“Homestead is where the art is.”

February 2, 2010

The history of the Poste Homestead

Filed under: Culture, History, Press — magicgroove @ 12:15 am

The 29 Palms Historical Society has been an important resource and support in the uncovering of the history of the homestead cabins over the last few years.   In this week’s Desert Trail, the Society publishes an informative Soapbox establishing the story of the Poste Homestead off Amboy and Chadwick in Wonder Valley and clearing up some misinformation that’s been going around.  The adobe ruins and grove of athel trees amid the sand dunes help mark a location that’s been active in local history since the late 1800’s, when it was a water stop for mining freighters.  The Poste Homestead predates the Small-Tract movement, and the article takes a look at the meaning of “homestead”:

There is also the question of the meaning of “homestead.” Random House dictionary defines “homestead” as “a dwelling with its land and buildings.” It is our understanding this is the context used when referencing the place as the “Poste Homestead.” The Homestead Act was a special act of Congress (1862) that made public land available to settlers. In the Mojave Desert the original homestead claims were generally 160 acres, but after the Small Tract Act was passed in 1938, one could file on a five-acre parcel. We should also mention that if a person filed on a homestead but did not prove up, there may or may not be any record in the Government Land Entry files. There will definitely not be a record in the online data base; the data base only contains records of people whose homestead was patented. Patented in this context means the individual satisfied all the requirements of the pertinent act and was issued a Patent (deed) to the property by the federal government.

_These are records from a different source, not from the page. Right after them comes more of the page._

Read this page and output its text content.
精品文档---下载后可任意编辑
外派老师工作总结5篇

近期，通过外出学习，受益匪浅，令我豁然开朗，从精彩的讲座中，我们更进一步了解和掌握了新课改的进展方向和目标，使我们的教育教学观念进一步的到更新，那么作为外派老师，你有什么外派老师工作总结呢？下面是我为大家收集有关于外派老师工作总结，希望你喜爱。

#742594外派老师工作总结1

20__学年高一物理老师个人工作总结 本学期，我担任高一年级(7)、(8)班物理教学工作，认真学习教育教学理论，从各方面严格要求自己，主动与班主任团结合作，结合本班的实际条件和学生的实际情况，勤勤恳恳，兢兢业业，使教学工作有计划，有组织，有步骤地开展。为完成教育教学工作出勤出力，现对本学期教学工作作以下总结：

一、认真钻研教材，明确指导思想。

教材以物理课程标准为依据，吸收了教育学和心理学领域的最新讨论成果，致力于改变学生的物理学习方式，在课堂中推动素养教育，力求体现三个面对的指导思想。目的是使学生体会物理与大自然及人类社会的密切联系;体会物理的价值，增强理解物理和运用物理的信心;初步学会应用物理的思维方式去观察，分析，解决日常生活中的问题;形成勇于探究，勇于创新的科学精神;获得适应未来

If you haven’t visited the Museum or joined the 29 Palms Historical Society, you should!   They continue to reach out to include the humble history of the Small-Tract homesteads. (Their latest quarterly newsletter [Winter 2009] includes a version of the talk I gave on this topic at the Museum last March!)  These hard-working volunteers and their expert labors continue to contribute in critical ways to our understanding of our communities, our history, our culture, and the land that has shaped us.